Şunu bilelim ki, Müslümanların ilerlemesi ve güçlenmesi, ancak bize yüce Allah’ın nadide bir nimet olarak lütfettiği aklımızı kullanmakla, düşünmekle, öğrenmekle, okumakla ve araştırmakla gerçekleşebilir. Bu itibarla, geri kalışımızın sebebinin, aklını kullanmayan, okumayan, araştırmayan, taklitle yaşayan, geçmişe körü körüne bağlı kalan, sorgulamayan ve düşünmeyen bir tembellikten kaynaklandığını iyi bilmeliyiz.
Aklımızı kullanabilmek için aklımızı korumalıyız. İslam dini aklın korunmasına büyük önem verdiği için aklın kullanılmasına mani olan zararlı maddelerin kullanılmasına da karşı çıkmıştır. Bu nedenle alkol ve uyuşturucu gibi insana sarhoşluk vererek insanın aklını kullanmasına engel olan zararlı maddelerin kullanılmasını da haram kılmıştır.
“Ey iman edenler! Şarap, kumar, dikili taşlar (putlar), fal ve şans okları birer şeytan işi pisliktir; bunlardan uzak durun ki kurtuluşa eresiniz. Şeytan içki ve kumar yoluyla ancak aranıza düşmanlık ve kin sokmak, sizi Allah ’ı anmaktan ve namaz kılmaktan alıkoymak ister. Artık bunlardan vazgeçtiniz değil mi?” (Mâide Suresi, 90-91)
“Her sarhoş edici haramdır. Çoğu içildiği zaman sarhoş eden şeyin az içilmesi de haramdır.” (Hadis-i Şerif) “İçki, bütün kötülüklerin anasıdır.” (Hadis-i Şerif)

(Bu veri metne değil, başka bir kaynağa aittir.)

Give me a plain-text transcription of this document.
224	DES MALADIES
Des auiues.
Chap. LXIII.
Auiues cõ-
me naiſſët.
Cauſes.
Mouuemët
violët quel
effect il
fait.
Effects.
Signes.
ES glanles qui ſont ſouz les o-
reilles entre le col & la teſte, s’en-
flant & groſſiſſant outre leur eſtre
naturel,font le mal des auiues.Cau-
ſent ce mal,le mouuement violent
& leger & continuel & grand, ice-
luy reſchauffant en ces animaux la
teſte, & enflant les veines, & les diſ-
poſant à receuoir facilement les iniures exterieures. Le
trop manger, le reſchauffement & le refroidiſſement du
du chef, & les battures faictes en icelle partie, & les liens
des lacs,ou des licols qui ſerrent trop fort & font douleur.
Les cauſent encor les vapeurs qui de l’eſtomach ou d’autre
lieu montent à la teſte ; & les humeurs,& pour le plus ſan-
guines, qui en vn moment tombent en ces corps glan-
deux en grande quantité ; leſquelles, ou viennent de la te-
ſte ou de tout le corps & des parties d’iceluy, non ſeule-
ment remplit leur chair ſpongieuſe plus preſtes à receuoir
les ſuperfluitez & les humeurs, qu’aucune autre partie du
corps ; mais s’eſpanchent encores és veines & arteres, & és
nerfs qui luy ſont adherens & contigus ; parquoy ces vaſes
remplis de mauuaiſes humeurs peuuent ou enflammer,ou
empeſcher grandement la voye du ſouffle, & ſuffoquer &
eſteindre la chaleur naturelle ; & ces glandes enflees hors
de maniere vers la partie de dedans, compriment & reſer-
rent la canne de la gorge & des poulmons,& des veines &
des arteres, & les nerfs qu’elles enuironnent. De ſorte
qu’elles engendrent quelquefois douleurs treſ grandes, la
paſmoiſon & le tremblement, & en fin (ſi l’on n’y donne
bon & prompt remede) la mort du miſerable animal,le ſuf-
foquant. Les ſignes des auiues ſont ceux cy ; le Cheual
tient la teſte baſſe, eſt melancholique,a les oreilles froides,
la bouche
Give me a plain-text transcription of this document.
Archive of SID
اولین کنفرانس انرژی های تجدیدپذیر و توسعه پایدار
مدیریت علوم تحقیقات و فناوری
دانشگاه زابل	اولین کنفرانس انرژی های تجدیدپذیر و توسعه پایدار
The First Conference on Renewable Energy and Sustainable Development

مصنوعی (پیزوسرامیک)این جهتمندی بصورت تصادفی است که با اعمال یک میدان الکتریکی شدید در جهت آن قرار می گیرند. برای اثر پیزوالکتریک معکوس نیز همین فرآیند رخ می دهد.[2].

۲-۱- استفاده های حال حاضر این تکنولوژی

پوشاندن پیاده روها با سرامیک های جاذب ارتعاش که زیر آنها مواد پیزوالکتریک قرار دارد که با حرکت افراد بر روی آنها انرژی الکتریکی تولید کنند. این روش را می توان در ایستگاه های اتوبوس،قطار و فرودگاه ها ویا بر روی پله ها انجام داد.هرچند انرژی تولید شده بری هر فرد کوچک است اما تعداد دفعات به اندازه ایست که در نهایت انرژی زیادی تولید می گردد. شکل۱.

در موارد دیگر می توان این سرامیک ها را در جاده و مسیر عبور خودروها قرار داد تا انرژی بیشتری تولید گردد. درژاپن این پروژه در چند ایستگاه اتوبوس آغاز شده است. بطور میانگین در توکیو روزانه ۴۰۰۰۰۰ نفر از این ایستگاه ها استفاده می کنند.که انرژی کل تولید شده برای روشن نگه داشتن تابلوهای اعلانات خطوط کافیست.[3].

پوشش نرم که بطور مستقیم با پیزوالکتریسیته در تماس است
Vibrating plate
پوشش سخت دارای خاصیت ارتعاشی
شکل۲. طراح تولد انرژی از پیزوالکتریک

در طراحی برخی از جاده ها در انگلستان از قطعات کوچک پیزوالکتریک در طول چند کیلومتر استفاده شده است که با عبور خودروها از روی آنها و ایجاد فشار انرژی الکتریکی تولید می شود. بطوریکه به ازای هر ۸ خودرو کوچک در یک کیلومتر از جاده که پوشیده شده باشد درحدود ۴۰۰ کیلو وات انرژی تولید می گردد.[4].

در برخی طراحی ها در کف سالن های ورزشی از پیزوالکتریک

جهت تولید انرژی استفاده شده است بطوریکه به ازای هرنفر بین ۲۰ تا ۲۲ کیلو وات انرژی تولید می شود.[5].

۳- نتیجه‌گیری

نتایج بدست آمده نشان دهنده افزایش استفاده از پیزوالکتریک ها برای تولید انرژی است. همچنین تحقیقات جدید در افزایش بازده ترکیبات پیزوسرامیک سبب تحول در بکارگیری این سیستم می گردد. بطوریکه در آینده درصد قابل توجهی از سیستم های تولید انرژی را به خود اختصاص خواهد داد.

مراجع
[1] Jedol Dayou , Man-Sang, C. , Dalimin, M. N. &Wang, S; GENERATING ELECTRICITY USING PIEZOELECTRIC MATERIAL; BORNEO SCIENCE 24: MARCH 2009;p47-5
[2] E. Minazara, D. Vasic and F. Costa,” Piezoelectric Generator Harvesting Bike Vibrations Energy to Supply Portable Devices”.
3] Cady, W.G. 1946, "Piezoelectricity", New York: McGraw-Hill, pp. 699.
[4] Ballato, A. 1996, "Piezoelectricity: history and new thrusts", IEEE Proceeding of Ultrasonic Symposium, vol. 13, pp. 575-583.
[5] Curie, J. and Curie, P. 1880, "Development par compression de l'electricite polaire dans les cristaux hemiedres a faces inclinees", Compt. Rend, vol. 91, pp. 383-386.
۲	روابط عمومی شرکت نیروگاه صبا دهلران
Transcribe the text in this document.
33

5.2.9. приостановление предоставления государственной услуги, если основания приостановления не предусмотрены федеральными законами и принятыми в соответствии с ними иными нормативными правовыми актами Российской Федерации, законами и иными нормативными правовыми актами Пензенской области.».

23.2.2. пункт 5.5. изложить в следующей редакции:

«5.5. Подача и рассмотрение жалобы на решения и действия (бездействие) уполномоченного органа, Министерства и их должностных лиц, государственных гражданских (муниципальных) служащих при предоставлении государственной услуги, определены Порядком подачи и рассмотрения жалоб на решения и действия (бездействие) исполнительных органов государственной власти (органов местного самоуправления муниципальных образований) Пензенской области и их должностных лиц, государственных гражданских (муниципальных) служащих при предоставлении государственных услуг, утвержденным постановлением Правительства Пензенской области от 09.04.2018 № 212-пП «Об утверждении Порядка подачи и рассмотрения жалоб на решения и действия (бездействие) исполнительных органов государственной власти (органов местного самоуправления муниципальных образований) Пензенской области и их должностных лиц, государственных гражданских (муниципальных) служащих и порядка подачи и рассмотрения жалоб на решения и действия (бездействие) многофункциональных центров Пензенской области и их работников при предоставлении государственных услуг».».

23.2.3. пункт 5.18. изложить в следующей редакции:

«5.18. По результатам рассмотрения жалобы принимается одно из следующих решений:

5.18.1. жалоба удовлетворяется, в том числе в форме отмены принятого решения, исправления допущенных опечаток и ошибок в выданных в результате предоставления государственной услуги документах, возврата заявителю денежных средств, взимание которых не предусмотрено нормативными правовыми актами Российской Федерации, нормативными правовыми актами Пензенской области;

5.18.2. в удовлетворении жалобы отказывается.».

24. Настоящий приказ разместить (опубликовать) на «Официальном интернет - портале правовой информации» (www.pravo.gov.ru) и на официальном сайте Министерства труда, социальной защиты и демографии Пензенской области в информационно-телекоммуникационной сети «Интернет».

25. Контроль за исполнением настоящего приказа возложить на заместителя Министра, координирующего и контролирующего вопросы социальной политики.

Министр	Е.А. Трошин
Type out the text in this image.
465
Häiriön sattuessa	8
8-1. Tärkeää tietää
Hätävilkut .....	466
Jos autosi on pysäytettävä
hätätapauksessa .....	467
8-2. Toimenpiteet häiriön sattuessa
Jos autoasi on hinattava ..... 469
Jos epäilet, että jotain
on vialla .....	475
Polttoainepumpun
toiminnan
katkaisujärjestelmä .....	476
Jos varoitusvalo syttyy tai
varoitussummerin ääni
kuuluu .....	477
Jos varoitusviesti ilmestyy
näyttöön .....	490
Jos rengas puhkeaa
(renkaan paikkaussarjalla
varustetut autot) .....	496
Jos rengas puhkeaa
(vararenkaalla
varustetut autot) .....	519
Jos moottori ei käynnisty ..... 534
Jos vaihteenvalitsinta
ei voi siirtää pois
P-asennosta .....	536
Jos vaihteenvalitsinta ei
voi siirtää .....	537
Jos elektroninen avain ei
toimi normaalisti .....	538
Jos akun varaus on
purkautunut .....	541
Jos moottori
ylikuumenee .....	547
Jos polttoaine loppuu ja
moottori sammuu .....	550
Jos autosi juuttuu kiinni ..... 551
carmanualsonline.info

Akıl, bu denli bir değere sahip olmakla birlikte, insanın kurtuluşu için tek başına kifayet edecek bir meleke değildir. Çünkü bütün insanlar, aklı sayesinde doğruya ulaşacak seviyede değildir. Kimi insanlar aklını yanlış şekilde kullanabilir, onu heva ve heveslerine kurban edip hatalı işler yapabilir. İşte yüce Allah, kullarının bu tür yanlışlara düşmemesi için onlara doğru yolu gösteren, rehberlik eden peygamberlerini göndermiş; bu peygamberlere ve getirdikleri hakikatlere iman ve itaat edenlerin kurtuluşa ereceğini, inkâr ve isyan edenlerin ise kaybedeceğini bildirmiştir.
Peygamber Efendimiz (sas)’in; “Gerçekten zeki ve akıllı kişi, nefsinin kötü arzularına hâkim olup ahireti için çalışandır. Aciz kişi ise, heva ve heveslerinin kurbanı olup Allah’tan olmayacak şeyleri isteyendir.” sözlerinde ifade ettiği gibi, hayatımızı imanla bütünleştirilmiş, akılcı bir anlayış içerisinde devam ettirelim. Cenâb-ı Hak, bizlere, Kur’ân ve Sünnet ışığında, aklını doğru kullanıp salih ameller işleyen, iyi bir Müslüman olarak yaşamayı nasip eylesin.